Campos's attention remained locked on him like a pointer dog for a moment more, and then - again, without moving at all - she seemed to droop. The corners of her mouth turned down fractionally; she shook the words off like a bird ruffling its feathers and sighed.

"Thank you, Lina." She considered Bryant for a moment longer. Bryant got the impression of someone who was thinking through how to do a distasteful job to the best of their ability. Not because they wanted to, but because it was their duty.

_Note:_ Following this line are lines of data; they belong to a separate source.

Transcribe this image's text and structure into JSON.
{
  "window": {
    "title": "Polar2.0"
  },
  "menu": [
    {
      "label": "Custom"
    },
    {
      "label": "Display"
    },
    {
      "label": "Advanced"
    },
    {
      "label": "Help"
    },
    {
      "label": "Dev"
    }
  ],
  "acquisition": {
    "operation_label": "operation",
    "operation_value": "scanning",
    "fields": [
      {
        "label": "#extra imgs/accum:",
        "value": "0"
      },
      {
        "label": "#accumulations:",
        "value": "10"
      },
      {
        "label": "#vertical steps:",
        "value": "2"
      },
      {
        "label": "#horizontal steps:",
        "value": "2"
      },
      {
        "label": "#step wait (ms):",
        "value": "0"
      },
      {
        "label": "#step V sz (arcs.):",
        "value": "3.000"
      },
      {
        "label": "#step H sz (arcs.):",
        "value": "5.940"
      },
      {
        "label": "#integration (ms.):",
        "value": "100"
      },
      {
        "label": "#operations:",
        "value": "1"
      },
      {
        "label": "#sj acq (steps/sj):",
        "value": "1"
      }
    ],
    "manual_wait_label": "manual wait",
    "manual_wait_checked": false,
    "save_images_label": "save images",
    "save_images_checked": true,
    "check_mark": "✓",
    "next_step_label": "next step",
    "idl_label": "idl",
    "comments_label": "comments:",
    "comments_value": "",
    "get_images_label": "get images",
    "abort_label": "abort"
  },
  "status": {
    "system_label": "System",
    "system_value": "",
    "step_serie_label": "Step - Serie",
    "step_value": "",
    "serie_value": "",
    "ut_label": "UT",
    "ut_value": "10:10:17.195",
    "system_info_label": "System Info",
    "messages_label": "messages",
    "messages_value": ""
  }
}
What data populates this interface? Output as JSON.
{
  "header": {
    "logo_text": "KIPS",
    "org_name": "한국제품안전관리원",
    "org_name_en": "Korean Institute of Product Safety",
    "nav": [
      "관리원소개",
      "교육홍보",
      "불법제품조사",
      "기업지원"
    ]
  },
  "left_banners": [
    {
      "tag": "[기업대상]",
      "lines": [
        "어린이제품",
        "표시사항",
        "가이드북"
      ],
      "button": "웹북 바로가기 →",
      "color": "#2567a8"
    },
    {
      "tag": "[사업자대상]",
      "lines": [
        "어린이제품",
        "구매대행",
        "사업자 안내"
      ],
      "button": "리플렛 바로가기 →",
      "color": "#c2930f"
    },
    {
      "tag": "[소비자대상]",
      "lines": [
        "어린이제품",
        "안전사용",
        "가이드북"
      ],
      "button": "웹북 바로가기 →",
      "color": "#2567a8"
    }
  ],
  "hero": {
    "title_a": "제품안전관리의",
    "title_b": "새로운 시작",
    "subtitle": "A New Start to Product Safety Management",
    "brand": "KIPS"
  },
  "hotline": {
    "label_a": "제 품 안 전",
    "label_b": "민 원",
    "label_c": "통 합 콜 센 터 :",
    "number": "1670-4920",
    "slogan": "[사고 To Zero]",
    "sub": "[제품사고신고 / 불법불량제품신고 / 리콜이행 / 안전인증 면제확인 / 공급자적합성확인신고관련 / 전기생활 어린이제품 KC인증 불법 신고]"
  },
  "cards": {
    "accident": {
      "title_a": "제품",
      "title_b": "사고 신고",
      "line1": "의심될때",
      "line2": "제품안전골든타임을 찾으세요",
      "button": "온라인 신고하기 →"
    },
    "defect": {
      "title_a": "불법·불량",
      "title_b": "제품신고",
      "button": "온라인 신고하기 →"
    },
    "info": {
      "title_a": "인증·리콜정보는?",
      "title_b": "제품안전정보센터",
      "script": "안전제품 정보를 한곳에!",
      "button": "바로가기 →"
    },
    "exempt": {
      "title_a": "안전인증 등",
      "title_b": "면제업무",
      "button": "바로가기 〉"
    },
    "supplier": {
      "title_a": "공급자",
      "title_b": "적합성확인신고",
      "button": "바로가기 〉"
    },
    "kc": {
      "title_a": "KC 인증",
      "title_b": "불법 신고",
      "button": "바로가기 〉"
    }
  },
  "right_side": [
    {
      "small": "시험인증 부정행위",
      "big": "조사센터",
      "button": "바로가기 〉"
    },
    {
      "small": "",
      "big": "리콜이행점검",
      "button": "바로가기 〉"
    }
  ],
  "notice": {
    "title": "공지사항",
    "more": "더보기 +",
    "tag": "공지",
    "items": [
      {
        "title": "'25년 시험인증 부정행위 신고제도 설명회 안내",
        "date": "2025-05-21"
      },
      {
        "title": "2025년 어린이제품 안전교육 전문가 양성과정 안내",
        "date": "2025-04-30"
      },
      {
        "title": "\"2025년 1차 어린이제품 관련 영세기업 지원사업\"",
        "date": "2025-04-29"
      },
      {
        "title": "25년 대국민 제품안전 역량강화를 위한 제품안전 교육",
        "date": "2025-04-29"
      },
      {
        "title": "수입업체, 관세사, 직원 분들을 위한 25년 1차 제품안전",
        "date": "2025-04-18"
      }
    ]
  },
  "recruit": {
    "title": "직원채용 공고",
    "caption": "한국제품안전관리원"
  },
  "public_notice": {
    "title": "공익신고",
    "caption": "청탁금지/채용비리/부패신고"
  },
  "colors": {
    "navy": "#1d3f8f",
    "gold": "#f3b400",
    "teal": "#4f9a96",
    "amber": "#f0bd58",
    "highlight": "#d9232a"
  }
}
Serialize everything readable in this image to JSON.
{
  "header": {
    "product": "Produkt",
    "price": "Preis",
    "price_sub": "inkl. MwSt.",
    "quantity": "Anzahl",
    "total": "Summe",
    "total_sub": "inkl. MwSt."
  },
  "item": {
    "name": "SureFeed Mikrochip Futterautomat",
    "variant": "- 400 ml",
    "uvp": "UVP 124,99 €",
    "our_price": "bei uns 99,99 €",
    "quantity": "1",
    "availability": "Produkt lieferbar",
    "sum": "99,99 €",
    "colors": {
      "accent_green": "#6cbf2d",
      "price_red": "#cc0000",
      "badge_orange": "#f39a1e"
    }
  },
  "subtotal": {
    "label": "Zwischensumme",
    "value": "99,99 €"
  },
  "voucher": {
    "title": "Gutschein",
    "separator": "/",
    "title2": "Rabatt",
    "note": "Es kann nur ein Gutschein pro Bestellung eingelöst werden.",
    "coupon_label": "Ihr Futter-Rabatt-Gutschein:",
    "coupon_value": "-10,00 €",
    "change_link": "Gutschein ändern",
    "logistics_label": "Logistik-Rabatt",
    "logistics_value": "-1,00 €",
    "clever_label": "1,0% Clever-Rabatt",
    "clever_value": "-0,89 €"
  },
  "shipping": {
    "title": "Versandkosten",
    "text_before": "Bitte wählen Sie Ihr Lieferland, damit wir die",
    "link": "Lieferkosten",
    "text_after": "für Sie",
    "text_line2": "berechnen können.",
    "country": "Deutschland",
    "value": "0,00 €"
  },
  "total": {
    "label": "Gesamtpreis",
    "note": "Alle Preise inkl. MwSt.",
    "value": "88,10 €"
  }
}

"I'm sorry," she said at length, fixing him with a resolute gaze. “Both for the insult and for inadvertently causing you harm. Believe it or not, I would have put you in solitary earlier if I knew you were in danger.”

He didn't want her apology. That had been the whole point of his rudeness - to get her to go away, to get her to behave like an enemy, so he could think of her as one. "Whatever we have both done, you are a child of God, Mr. Jones, and in so far as you are in my keeping, you will be treated well."

Then she tapped her cudgel on the bars, once twice, three times, a light little pinging reminder. "But whatever you have heard of me, don't mistake it for lack of resolution. Don't push me to do anything you will regret."

He didn't think it was possible for her to get colder but she did, so frigid it was a wonder the steel bars didn't shatter at her sub-zero disdain. "You are perilously close to getting on the wrong side of me, Mr. Jones. I don't think you'd like that. I don't have a lot left to lose."